From Minnesota to the Jungles of Columbia

This book has been on my radar for awhile. It is frequently recommended on lists of books on “missions,” and now I know why!

It tells the story of Bruce Olson: how a white boy from Minnesota ended up in the jungles of South America. It starts with the story of how he came to Christ from a Lutheran background. His testimony is heartwarming, and I can especially relate with the details, being from Wisconsin, and having a Lutheran background myself. He started attending an evangelical church, and then heard a missionary preach at a missions conference. He wrestled through whether he was “called” to the mission field, and finally decided to fly to Venezuela, planning to meet up with a missionary there.

Once there, things did not go the way he planned, and before long he was without friends, money, or direction, but God kept directing him. Seeing God’s providence and care for him in this time is wonderful, and stirs up faith in a good and faithful God who takes care of His children.

Bruce hears of the Motilone tribe and decides to try to contact them – no one else had done so. He plunges into the jungle, and the rest of the book is taken up detailing his adventures in meeting and assimilating with different tribes, learning their languages, earning their trust and eventually their love, and preaching the gospel to them. The story of his relationship with Bobby is moving and inspiring. Many parts read quickly, like an adventure or a mystery. I found the book very hard to put down, and would often keep reading several more chapters just to finish a certain segment of the story.

There is much to stir theological thought as well, particularly in the area of how to communicate the gospel cross-culturally, without just communicating your own cultural ideas. If God intends to be known and worshiped by every people group, what is the essence of what we communicate, and what is the American trappings of the way we currently understand it? These are the types of questions this book raised for me. The way Bruchko finally explained the gospel to the Motilones using stories and images from their own culture is very thought-provoking. Some of his methods would be considered controversial, I’m sure, nevertheless the effect they had was remarkable.

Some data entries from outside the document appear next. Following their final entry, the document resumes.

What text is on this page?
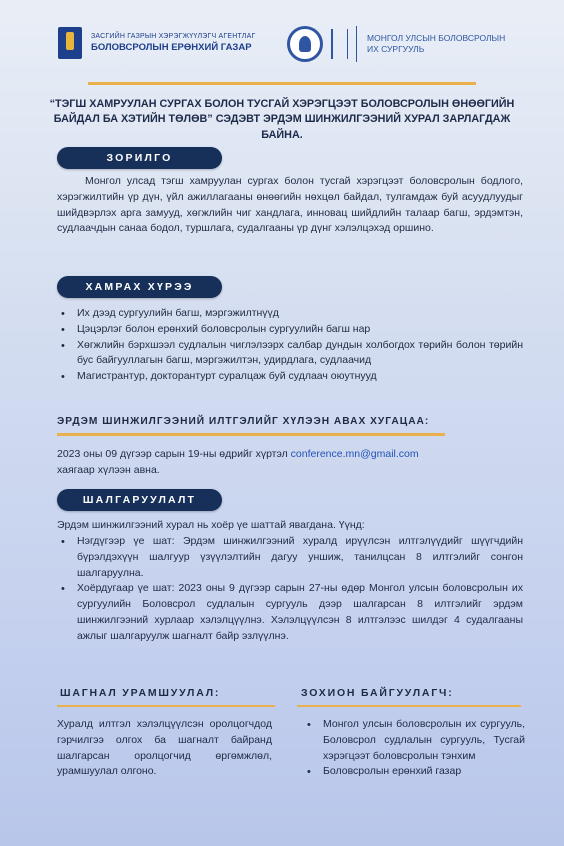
ЗАСГИЙН ГАЗРЫН ХЭРЭГЖҮҮЛЭГЧ АГЕНТЛАГ
БОЛОВСРОЛЫН ЕРӨНХИЙ ГАЗАР
МОНГОЛ УЛСЫН БОЛОВСРОЛЫН
ИХ СУРГУУЛЬ
“ТЭГШ ХАМРУУЛАН СУРГАХ БОЛОН ТУСГАЙ ХЭРЭГЦЭЭТ БОЛОВСРОЛЫН ӨНӨӨГИЙН БАЙДАЛ БА ХЭТИЙН ТӨЛӨВ” СЭДЭВТ ЭРДЭМ ШИНЖИЛГЭЭНИЙ ХУРАЛ ЗАРЛАГДАЖ БАЙНА.
ЗОРИЛГО
Монгол улсад тэгш хамруулан сургах болон тусгай хэрэгцээт боловсролын бодлого, хэрэгжилтийн үр дүн, үйл ажиллагааны өнөөгийн нөхцөл байдал, тулгамдаж буй асуудлуудыг шийдвэрлэх арга замууд, хөгжлийн чиг хандлага, инновац шийдлийн талаар багш, эрдэмтэн, судлаачдын санаа бодол, туршлага, судалгааны үр дүнг хэлэлцэхэд оршино.
ХАМРАХ ХҮРЭЭ
• Их дээд сургуулийн багш, мэргэжилтнүүд
• Цэцэрлэг болон ерөнхий боловсролын сургуулийн багш нар
• Хөгжлийн бэрхшээл судлалын чиглэлээрх салбар дундын холбогдох төрийн болон төрийн бус байгууллагын багш, мэргэжилтэн, удирдлага, судлаачид
• Магистрантур, докторантурт суралцаж буй судлаач оюутнууд
ЭРДЭМ ШИНЖИЛГЭЭНИЙ ИЛТГЭЛИЙГ ХҮЛЭЭН АВАХ ХУГАЦАА:
2023 оны 09 дүгээр сарын 19-ны өдрийг хүртэл conference.mn@gmail.com
хаягаар хүлээн авна.
ШАЛГАРУУЛАЛТ
Эрдэм шинжилгээний хурал нь хоёр үе шаттай явагдана. Үүнд:
• Нэгдүгээр үе шат: Эрдэм шинжилгээний хуралд ирүүлсэн илтгэлүүдийг шүүгчдийн бүрэлдэхүүн шалгуур үзүүлэлтийн дагуу уншиж, танилцсан 8 илтгэлийг сонгон шалгаруулна.
• Хоёрдугаар үе шат: 2023 оны 9 дүгээр сарын 27-ны өдөр Монгол улсын боловсролын их сургуулийн Боловсрол судлалын сургууль дээр шалгарсан 8 илтгэлийг эрдэм шинжилгээний хурлаар хэлэлцүүлнэ. Хэлэлцүүлсэн 8 илтгэлээс шилдэг 4 судалгааны ажлыг шалгаруулж шагналт байр эзлүүлнэ.
ШАГНАЛ УРАМШУУЛАЛ:
Хуралд илтгэл хэлэлцүүлсэн оролцогчдод гэрчилгээ олгох ба шагналт байранд шалгарсан оролцогчид өргөмжлөл, урамшуулал олгоно.
ЗОХИОН БАЙГУУЛАГЧ:
• Монгол улсын боловсролын их сургууль, Боловсрол судлалын сургууль, Тусгай хэрэгцээт боловсролын тэнхим
• Боловсролын ерөнхий газар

I loved this book. It is in the same vein as Shadow of the AlmightyThrough Gates of SplendorReckless Abandon, and Peace Child. I need books like this to inspire me, to remind me that the mission is not yet finished, and to bring real stories of real people directly to my mind. I forget so easily, about the billions of real souls that will not hear the gospel unless someone goes to them. I highly recommend this book as a means to stirring up your soul toward that end.